Concernant les villageois, à eux aussi nous nous gardâmes de tout leur dire. Quand nous sommes arrivés avec Clément âgé de six mois, Pauline dans la fraîcheur de ses vingt-six ans et moi avec ma gueule de bouffe-livres de quarante-cinq, on crut que j’étais une sorte d’oncle qui accompagnait sa nièce et son enfant. Nenni braves gens, j’étais bien le mari de la jeune paysanne et le père du bambin. On se regarda, trouvant bien étrange ce couple mal assorti, puis on chuchota : comment cette fraîche petite beauté pouvait accepter de dormir dans le même lit que cet homme pas très beau ? Ça sentait soit l’homme tyrannique, soit le mari habile pour ce qui était de chevaucher les bas lieux. Pour la première hypothèse, on comprit très vite que cela ne pouvait être puisqu’en fait de violence, c’était plutôt moi qui était malmené, comme vous avez pu vous en rendre compte. Pour la deuxième… bon, je ne peux pas dire que je sois fort vaillant, il est vrai. Mon esprit l’est toujours davantage que mon corps. Quand il faut agir, j’ai l’esprit turgescent mais le vit a du mal à suivre et peut vite faillir. Un peu comme je me trouve face à une merveille de livre. Devant tant de beautés, je préfère arrêter ma lecture plutôt que de devenir fou, presque malade. Avec Pauline, c’est pareil : croyez-moi, être l’époux d’une armide de paysanne peut paradoxalement vous retourner les sens à votre désavantage.

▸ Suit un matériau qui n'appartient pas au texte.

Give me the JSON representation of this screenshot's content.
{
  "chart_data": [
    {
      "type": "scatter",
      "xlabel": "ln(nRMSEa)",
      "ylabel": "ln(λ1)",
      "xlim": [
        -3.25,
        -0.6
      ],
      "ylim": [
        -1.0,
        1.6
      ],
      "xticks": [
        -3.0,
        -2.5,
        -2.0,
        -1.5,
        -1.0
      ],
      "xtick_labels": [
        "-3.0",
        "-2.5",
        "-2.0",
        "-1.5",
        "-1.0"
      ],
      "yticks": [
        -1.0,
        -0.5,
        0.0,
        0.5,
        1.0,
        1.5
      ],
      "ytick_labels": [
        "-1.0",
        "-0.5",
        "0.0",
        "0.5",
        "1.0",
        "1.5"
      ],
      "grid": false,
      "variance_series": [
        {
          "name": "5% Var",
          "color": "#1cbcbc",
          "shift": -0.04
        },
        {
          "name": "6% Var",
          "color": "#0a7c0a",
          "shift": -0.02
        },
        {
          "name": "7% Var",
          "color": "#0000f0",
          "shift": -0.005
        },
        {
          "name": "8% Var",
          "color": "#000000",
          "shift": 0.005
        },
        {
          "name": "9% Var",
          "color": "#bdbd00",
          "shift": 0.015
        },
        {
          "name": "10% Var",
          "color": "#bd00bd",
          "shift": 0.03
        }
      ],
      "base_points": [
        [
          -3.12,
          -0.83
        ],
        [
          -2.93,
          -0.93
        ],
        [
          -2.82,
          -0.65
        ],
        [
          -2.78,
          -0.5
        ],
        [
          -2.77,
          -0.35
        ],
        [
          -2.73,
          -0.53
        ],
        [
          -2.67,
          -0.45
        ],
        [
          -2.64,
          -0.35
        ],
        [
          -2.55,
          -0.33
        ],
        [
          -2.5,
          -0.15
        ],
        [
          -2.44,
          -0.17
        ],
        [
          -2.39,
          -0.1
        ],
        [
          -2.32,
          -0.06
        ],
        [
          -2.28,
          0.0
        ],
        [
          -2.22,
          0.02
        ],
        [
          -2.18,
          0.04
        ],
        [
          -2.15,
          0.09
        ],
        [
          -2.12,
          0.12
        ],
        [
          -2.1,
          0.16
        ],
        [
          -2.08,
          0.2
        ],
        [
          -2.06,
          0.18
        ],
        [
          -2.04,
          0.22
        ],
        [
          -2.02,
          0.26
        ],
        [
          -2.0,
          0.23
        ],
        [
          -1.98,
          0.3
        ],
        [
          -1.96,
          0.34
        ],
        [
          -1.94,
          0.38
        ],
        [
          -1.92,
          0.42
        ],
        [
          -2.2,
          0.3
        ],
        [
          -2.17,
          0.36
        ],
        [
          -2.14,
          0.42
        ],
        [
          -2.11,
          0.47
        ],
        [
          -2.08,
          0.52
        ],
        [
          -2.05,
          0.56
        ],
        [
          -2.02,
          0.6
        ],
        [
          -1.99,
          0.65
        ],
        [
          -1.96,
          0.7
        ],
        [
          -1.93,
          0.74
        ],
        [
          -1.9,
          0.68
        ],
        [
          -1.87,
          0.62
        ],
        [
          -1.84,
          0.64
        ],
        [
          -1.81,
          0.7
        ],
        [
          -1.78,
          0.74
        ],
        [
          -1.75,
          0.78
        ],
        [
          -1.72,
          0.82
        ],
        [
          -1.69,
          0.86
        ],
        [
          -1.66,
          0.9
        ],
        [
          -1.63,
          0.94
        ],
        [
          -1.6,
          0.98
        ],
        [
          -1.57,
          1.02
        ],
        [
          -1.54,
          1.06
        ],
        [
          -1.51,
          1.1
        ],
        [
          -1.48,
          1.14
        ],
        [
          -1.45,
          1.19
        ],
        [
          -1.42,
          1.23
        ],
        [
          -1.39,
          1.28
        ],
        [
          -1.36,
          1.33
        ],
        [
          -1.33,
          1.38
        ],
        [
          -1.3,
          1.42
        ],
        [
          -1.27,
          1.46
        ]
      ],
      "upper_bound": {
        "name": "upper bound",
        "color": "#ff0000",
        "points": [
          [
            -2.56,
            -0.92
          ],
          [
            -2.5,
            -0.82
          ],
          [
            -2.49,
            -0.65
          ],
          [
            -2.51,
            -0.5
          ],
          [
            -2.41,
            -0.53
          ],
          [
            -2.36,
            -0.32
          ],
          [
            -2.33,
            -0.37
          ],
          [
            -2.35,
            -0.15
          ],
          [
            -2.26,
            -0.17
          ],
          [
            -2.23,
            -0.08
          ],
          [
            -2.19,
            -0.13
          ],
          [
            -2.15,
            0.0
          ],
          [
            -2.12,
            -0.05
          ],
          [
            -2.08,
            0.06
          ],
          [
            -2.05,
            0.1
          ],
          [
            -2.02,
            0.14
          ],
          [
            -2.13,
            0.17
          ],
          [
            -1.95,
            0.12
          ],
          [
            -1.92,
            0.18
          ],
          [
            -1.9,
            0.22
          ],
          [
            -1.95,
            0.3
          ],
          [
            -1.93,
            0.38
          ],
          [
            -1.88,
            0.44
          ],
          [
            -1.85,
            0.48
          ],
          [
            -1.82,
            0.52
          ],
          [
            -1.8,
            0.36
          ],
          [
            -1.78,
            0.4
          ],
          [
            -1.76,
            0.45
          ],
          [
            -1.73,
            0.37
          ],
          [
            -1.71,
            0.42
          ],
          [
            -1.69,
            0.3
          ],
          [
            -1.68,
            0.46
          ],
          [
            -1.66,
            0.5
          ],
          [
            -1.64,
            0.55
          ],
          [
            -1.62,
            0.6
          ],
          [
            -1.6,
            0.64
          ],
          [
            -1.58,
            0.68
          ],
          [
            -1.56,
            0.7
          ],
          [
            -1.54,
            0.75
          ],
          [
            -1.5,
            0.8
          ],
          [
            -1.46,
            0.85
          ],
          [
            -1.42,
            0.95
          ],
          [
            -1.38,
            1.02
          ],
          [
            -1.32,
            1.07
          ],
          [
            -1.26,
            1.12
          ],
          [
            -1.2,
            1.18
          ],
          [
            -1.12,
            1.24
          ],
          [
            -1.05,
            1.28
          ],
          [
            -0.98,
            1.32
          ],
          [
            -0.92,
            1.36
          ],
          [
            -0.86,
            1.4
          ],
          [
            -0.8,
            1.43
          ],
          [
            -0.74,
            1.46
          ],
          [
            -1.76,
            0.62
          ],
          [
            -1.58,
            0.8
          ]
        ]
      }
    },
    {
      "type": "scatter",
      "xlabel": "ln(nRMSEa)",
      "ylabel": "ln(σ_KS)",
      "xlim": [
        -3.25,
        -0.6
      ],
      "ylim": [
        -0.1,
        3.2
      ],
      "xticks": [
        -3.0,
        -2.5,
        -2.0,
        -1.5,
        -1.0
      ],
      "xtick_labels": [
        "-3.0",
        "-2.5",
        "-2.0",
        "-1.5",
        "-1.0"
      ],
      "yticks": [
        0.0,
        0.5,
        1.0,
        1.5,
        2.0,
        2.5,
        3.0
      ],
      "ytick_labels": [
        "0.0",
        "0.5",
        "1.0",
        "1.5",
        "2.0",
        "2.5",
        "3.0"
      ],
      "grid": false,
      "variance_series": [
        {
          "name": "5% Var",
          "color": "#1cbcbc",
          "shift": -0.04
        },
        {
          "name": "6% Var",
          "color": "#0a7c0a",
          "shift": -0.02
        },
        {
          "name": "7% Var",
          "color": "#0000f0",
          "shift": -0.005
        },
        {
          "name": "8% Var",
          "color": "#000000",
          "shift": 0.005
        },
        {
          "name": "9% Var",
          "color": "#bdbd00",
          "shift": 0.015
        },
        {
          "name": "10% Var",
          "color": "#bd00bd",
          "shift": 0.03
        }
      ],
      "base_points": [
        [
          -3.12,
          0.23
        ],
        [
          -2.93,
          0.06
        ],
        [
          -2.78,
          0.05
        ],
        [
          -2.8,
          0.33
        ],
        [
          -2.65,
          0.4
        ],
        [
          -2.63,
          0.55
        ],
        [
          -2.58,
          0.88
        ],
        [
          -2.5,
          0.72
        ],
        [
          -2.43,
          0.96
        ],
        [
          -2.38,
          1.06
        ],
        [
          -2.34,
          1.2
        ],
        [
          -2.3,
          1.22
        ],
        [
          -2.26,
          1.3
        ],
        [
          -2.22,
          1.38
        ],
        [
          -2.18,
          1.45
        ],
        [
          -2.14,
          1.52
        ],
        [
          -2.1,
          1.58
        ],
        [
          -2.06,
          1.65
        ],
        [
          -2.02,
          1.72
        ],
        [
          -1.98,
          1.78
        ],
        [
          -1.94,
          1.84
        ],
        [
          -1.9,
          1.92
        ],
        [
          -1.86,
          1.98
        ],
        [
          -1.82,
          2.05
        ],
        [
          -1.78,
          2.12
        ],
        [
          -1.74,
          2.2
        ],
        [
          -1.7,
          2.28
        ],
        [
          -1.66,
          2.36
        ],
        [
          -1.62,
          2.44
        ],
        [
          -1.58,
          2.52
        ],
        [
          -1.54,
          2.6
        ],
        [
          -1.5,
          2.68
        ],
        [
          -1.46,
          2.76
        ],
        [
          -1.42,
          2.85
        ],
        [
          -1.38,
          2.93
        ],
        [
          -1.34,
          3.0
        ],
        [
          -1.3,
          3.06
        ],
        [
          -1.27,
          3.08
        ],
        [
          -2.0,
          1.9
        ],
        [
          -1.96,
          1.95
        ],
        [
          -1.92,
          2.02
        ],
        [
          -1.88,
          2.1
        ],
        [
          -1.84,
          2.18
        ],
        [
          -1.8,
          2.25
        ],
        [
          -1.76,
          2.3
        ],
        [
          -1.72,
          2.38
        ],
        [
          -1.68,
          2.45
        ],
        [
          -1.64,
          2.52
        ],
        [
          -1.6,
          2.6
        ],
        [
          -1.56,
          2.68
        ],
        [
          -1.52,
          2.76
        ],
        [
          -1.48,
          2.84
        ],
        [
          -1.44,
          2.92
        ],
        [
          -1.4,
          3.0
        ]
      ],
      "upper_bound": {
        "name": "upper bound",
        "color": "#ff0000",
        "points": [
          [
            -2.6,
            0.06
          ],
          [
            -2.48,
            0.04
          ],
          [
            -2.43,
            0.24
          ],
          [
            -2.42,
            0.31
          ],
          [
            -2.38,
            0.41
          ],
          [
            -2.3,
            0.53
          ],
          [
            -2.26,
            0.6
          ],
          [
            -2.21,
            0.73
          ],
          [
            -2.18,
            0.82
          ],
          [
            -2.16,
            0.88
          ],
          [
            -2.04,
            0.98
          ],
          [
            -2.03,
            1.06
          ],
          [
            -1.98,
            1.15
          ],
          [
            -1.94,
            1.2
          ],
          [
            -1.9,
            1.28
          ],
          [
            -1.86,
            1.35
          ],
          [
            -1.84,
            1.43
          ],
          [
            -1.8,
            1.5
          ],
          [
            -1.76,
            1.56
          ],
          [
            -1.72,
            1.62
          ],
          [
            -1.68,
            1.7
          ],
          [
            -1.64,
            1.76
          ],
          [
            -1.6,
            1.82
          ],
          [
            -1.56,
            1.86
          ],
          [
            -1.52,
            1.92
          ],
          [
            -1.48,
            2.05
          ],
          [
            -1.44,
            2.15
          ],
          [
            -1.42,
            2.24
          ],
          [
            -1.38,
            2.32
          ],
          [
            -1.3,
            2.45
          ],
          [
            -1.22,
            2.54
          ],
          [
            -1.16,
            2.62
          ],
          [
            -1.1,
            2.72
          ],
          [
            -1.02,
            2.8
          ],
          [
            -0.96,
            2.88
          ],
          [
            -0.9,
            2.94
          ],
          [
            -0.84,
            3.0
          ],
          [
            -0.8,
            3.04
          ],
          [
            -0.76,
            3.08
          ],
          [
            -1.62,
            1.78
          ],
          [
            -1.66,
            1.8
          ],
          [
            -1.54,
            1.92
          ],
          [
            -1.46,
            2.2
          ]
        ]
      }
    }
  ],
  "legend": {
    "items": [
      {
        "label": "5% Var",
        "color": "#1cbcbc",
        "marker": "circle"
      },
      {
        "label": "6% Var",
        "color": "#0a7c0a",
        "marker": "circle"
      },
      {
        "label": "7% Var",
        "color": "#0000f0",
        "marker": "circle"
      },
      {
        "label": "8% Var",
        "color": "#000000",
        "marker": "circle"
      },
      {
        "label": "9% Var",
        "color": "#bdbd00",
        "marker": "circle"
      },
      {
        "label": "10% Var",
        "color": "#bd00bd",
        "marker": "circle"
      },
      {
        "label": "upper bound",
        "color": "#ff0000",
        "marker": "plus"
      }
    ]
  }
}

En tout cas je ne cherche guère à éclairer la lanterne des hommes quand ils y vont de leurs commentaires grivois sur les différentes femmes du village. Ils évitèrent en un premier temps de parler de la mienne, et puis, après plusieurs mois durant lesquels nous fûmes peu à peu considérés comme faisant vraiment partie du village, Pauline eut aussi ses oreilles qui se mirent à tinter quand on commença à me servir des « la belle Pauline », des « sacrée morceau de femmette » et autres « Sainte Pauline, patronne des belles tétonnières » (sainte ! les sots, s’ils savaient !). Je laisse dire cependant, finalement assez flatté. J’évite en revanche de suivre leur habitude (parfois déroutante) d’expliquer comment ils s’entrebesognent avec leur moitié car je serais bien incapable de mentir pour me faire passer pour un maistre carillonneur. Les belles réputations sont souvent bien servies par l’éloquence trompeuse d’un silence, ça me va très bien ainsi. Mais revenons à ma promenade avec Clément, j’aurai l’occasion plus tard de revenir sur nos liens avec les braves gens de Taillefontaine. Clément s’excitait, il me montrait du doigt la ferme du père Gringoire, et je savais bien ce qu’il voulait.